Wer schützt Kreative vor dem Datenhunger der KI-Industrie? Nach einem Urteil eines Oberlandesgerichts ist die Antwort ernüchternd: vorerst niemand. Der Fall geht nun vor den Bundesgerichtshof.

Das Hanseatische Oberlandesgericht Hamburg hat im Dezember 2025 die Berufung des Fotografen Robert Kneschke gegen den Verein LAION e.V. abgewiesen. Das Urteil hat weitreichende Konsequenzen für Kreative, deren Werke ohne Zustimmung für das Training von KI-Modellen verwendet werden.

LAION (Large-scale Artificial Intelligence Open Network) ist ein gemeinnütziger Verein aus Hamburg, der riesige Datensammlungen für die KI-Forschung erstellt. 2021 veröffentlichte der Verein einen Datensatz mit 5,85 Milliarden Bild-Text-Paaren, also Fotos und Grafiken aus dem Internet, jeweils versehen mit beschreibenden Texten. Diese Sammlung diente später als Trainingsmaterial für bekannte KI-Bildgeneratoren wie Stable Diffusion und Midjourney, die damit lernten, auf Befehl neue Bilder zu erzeugen. (Die Datebank konnte man mal auf haveibeentrained.com bequem durchsuchen, die Seite befindet sich aber seit ein paar Monaten “im Umbau. Auch ein paar meiner, auf Unsplash hochgeladenen Bilder sind übrigens enthalten.)

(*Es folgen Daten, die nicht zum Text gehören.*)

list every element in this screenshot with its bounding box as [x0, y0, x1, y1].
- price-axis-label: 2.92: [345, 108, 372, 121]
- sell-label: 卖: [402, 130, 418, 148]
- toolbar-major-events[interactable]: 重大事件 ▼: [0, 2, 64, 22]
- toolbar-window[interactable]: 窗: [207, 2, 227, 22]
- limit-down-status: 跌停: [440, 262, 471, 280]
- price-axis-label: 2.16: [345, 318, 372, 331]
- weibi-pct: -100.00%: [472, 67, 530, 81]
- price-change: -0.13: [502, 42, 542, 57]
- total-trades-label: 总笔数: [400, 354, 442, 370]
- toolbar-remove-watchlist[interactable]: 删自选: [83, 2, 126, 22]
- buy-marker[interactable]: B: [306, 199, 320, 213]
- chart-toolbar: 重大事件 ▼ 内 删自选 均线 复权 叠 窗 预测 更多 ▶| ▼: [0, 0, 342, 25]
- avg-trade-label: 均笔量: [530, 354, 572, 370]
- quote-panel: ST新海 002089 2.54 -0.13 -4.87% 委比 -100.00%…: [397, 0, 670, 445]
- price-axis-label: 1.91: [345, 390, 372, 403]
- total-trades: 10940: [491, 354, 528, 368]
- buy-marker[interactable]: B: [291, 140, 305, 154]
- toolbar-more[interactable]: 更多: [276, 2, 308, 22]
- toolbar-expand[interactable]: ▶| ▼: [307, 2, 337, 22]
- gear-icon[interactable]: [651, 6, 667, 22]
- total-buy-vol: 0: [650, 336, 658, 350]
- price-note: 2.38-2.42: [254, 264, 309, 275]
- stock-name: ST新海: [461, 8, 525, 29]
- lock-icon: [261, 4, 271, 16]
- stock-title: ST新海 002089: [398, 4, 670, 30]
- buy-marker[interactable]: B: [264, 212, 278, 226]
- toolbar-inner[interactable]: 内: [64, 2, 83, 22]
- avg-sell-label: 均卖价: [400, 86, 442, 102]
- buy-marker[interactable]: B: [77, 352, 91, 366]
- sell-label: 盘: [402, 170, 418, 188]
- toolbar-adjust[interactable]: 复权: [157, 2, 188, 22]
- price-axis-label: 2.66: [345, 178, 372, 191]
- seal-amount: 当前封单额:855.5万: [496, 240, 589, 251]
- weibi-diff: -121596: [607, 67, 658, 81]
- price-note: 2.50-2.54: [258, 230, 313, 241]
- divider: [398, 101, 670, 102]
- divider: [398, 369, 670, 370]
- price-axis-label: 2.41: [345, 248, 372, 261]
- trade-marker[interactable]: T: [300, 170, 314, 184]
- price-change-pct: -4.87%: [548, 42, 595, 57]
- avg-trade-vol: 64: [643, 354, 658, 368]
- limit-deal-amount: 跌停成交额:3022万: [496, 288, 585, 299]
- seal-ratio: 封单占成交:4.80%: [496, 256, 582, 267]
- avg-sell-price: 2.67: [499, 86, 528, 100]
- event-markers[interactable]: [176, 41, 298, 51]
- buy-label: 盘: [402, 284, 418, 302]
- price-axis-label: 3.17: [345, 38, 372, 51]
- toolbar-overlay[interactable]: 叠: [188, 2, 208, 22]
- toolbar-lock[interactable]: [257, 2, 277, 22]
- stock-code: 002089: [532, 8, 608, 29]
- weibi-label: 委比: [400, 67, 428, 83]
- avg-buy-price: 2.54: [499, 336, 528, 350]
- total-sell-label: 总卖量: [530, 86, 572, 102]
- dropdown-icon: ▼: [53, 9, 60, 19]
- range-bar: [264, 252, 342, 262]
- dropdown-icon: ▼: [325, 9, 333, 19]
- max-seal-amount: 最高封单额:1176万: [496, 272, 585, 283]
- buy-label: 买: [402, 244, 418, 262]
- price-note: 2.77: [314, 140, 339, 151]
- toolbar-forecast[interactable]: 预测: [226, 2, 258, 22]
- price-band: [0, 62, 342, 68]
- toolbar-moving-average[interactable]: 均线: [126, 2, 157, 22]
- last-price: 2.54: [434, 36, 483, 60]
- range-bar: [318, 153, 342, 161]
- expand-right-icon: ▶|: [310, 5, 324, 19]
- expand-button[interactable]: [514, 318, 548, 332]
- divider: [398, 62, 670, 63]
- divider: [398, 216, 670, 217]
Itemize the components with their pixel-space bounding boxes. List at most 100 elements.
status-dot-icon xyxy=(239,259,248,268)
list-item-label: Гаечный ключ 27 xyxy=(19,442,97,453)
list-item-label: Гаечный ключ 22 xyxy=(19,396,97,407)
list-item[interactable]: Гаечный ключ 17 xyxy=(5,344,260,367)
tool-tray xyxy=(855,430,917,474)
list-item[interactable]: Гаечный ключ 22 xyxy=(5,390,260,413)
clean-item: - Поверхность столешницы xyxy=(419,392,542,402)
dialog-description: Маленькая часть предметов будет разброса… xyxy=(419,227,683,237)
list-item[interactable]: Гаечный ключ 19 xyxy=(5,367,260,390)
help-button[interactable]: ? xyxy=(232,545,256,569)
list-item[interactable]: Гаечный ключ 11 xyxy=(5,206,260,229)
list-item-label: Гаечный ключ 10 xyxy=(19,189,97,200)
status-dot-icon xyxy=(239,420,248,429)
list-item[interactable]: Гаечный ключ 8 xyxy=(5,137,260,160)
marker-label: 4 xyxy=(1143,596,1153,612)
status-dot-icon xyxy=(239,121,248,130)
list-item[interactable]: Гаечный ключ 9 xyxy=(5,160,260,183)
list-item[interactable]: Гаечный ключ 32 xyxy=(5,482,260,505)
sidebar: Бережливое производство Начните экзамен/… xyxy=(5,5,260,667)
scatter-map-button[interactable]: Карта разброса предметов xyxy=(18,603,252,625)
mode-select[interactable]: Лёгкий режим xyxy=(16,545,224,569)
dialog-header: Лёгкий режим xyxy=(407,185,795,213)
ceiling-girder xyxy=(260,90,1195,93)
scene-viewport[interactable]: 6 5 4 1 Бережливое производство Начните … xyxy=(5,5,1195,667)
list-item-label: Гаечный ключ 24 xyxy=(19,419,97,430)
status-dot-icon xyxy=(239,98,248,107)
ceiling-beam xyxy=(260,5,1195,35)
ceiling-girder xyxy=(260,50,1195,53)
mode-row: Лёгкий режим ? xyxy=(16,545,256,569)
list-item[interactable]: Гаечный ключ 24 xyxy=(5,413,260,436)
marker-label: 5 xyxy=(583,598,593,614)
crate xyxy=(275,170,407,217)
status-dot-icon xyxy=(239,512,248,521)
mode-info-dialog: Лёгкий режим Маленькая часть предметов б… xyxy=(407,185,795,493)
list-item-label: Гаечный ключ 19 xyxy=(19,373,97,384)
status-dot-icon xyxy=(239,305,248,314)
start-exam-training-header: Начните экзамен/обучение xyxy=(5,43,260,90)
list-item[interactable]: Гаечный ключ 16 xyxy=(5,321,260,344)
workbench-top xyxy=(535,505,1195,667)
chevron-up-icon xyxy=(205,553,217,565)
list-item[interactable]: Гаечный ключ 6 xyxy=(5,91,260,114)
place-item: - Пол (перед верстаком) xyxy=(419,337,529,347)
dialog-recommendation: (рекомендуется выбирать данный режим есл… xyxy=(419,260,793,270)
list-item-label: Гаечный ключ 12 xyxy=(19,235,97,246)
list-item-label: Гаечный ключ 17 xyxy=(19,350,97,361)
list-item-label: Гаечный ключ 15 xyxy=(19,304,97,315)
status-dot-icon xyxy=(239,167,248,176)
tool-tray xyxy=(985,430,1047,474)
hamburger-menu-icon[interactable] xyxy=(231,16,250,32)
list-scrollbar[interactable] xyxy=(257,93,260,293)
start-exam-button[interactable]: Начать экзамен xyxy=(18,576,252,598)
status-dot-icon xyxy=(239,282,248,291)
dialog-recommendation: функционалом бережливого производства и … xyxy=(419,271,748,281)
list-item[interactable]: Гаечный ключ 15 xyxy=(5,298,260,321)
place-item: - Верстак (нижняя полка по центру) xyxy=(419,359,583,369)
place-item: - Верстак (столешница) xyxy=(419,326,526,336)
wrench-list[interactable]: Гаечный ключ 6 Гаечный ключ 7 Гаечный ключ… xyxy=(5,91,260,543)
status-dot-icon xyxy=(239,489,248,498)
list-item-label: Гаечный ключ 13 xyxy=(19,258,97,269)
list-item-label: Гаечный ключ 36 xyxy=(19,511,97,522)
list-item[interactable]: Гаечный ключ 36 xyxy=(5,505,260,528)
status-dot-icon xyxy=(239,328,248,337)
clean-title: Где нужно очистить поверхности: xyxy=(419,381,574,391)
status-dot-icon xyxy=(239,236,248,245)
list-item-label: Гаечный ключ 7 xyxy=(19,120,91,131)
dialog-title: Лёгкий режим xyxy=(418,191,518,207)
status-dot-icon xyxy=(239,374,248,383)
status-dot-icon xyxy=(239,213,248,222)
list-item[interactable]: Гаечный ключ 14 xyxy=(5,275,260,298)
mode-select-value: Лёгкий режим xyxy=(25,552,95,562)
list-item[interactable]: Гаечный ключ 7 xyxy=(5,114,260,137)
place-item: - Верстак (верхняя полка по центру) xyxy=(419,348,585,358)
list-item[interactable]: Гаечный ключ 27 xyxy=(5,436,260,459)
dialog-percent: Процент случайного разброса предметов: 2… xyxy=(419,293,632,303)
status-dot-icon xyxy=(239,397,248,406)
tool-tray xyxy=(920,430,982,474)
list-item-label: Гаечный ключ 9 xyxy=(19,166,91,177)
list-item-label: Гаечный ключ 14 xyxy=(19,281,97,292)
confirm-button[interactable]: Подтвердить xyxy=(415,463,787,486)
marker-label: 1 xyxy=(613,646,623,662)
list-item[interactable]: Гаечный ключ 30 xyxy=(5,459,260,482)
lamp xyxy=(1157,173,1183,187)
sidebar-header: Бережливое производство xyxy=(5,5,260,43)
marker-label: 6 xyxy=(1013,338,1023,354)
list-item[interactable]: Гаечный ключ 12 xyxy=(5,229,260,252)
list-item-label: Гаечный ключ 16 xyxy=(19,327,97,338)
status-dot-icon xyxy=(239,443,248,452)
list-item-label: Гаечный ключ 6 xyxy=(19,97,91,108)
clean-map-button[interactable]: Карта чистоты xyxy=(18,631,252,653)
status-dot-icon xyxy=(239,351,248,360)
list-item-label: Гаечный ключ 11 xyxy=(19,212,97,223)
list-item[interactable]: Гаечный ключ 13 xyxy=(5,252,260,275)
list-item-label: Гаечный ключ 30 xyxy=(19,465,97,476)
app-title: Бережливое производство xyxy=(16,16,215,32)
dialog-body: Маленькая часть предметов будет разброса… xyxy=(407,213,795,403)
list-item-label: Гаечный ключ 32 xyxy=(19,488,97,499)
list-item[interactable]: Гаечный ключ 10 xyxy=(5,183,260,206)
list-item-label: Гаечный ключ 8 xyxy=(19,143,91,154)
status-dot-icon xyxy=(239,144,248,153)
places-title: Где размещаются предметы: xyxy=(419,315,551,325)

Der Fotograf Robert Kneschke entdeckte, dass auch eines seiner Fotos in diesem Datensatz gelandet war, und zwar ohne seine Erlaubnis. Das Bild stammte von einer Bildagentur, die in ihren Nutzungsbedingungen die “automatische Auswertung” ihrer Inhalte untersagt hatte. Das Gericht bemängelte jedoch, dass ein expliziter Vorbehalt gegen Text- und Data-Mining (TDM) fehlte.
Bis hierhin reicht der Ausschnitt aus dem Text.